Fast Food Workers Walk Off the Job

LOS ANGELES (CNS) - Fast food workers in Los Angeles joined workers  across the country today in walking off their jobs as part of a wave of strikes  calling for $15-an-hour wages and the right to form a union.

Workers from two McDonald's and a Burger King in South Los Angeles took  part in the strike this morning.

Edgar Gonzalez, a McDonald's worker at a restaurant on Crenshaw  Boulevard, said he went on strike because he only makes $8.25 per hour.

'`I would like to get a little bit more money so I can afford my rent,''  Gonzalez said. ``Sometimes I have to decide between buying food or paying the  rent.''

He said that $15 per hour may not be enough to get out of the poverty,  but it would be a big step forward, especially since his daughter is two-weeks- old and he wants to go back to school.

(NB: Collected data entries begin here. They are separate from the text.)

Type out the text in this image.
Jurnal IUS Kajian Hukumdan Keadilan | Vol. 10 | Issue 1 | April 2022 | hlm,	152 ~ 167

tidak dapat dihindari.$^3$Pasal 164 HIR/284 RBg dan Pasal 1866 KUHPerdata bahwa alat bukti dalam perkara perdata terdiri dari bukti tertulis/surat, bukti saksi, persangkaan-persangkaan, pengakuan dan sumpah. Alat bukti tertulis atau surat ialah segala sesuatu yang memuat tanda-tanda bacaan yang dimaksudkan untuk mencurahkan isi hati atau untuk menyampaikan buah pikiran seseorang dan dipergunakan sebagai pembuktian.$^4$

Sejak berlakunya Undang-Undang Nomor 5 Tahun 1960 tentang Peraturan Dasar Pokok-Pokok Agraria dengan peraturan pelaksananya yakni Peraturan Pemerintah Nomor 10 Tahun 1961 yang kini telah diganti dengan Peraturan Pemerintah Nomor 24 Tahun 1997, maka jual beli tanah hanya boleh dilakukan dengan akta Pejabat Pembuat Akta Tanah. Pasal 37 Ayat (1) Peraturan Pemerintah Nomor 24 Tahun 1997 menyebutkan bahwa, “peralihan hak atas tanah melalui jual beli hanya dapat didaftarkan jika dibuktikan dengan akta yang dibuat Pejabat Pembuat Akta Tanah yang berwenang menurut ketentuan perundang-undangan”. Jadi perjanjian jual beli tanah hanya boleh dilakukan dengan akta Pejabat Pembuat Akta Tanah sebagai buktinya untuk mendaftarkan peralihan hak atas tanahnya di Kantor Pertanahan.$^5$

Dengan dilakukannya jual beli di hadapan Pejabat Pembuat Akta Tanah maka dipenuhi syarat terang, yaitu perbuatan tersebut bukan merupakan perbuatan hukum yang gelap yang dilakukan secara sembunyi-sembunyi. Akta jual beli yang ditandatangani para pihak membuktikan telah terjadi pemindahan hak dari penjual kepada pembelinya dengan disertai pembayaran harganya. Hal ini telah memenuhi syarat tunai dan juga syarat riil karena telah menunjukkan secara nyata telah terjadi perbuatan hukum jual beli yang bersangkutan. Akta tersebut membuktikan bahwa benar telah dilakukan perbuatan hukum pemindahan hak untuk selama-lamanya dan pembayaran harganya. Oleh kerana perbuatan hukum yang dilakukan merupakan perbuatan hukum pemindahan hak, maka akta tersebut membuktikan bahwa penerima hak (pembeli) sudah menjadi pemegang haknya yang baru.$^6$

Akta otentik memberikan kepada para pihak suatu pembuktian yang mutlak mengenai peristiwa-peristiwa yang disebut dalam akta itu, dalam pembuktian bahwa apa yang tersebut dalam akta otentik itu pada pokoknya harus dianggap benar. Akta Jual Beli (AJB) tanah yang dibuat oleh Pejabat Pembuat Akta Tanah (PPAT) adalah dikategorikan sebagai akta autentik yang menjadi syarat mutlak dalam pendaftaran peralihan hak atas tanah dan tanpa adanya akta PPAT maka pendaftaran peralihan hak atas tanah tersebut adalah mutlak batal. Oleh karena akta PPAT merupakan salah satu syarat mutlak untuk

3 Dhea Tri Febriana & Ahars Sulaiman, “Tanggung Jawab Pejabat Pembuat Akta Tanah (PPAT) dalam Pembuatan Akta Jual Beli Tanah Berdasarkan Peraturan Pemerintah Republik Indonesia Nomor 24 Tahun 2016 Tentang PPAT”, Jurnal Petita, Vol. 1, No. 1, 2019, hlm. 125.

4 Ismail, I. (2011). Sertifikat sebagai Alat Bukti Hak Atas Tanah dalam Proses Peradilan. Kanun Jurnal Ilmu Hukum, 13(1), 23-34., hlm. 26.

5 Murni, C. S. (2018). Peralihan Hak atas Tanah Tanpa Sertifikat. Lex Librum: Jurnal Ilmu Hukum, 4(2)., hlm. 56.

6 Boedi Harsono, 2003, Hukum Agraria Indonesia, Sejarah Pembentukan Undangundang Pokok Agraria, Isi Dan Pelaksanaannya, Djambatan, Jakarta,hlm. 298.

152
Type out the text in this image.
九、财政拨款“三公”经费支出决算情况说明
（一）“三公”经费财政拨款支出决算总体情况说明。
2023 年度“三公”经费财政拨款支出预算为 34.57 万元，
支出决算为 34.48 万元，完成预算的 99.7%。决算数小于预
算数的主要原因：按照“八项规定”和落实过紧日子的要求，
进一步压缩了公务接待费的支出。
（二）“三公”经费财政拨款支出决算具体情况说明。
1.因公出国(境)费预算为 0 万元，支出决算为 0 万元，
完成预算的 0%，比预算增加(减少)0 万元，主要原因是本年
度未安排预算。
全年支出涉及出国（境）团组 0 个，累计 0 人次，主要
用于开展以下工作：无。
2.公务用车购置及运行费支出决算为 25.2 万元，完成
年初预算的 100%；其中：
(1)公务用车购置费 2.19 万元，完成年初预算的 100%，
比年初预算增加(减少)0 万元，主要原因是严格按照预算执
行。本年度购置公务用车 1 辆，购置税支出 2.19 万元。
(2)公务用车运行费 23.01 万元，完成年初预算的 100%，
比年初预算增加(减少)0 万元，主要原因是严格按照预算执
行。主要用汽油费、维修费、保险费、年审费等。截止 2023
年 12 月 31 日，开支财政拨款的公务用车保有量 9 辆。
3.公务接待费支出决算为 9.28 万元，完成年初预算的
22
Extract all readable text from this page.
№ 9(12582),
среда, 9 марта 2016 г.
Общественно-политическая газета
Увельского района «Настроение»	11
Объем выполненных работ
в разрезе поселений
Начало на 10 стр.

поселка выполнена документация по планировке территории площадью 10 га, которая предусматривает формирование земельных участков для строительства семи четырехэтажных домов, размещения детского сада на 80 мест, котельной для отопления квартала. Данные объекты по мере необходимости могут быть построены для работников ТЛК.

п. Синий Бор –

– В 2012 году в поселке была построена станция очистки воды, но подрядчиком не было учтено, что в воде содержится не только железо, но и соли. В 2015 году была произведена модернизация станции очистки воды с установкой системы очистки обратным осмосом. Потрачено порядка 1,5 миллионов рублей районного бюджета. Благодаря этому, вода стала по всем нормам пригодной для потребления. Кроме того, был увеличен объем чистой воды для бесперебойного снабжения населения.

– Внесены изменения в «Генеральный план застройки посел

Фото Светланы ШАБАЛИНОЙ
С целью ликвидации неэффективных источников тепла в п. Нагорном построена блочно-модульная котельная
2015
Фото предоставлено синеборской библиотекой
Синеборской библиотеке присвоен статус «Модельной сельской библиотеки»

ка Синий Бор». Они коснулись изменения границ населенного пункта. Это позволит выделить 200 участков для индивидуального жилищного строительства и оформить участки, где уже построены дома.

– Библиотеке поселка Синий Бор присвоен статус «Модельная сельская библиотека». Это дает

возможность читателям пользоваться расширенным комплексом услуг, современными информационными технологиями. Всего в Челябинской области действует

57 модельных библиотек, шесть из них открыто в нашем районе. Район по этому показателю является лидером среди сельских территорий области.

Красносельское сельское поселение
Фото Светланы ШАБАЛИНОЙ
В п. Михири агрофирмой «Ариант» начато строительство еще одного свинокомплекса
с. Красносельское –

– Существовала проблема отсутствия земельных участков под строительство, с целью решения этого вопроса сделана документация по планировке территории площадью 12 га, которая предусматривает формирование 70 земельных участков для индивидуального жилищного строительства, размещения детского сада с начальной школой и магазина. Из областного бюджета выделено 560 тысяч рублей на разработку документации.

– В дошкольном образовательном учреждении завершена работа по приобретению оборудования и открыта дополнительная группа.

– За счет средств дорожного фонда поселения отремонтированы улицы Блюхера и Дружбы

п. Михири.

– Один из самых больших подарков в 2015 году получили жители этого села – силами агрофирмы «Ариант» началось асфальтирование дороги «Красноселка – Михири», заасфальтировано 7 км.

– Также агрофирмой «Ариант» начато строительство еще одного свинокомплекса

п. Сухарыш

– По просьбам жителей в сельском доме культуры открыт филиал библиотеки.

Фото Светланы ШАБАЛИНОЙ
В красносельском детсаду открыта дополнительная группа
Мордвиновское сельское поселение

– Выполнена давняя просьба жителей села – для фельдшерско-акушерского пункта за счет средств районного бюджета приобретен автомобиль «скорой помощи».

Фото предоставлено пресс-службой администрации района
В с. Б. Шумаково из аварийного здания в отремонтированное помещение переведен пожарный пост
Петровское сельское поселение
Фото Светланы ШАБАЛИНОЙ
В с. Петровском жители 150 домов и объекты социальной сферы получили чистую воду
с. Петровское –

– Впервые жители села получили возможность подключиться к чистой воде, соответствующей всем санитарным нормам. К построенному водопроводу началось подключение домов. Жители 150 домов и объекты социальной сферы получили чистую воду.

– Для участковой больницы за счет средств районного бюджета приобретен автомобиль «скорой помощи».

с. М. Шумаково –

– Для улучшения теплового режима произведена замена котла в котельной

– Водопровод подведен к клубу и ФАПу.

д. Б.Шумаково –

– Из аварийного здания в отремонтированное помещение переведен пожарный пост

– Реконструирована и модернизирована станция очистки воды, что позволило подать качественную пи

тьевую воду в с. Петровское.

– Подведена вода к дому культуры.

A McDonald's spokesperson said in a statement: ``McDonald's respects our  employees' right to voice their opinions and to protest lawfully and  peacefully. If employees participate in these activities, they are welcomed  back and scheduled to work their regular shifts.''

Elda Martinez, a representative for the Central America Resource Center,  said the goal in asking for a $15 per hour wage is to allow workers to  provide for their families.

``It is a fair demand,'' Martinez said. ``Many of the workers have  families, unlike the myth that we've been told the workers are young, that they  are students.''

Los Angeles council members have ordered a study of the economic effects  of raising the minimum wage to $15.37 for hotel workers in the city.

The California minimum wage is $8 an hour and is set to go to $9 in July  and $10 by 2016. Voters in cities such as Long Beach and San Jose have opted  in recent years to raise the local minimum wage above the state's for all or  some workers.

President Barack Obama has also been pushing Congress to raise the  federal minimum wage to $10.10 per hour from $7.25.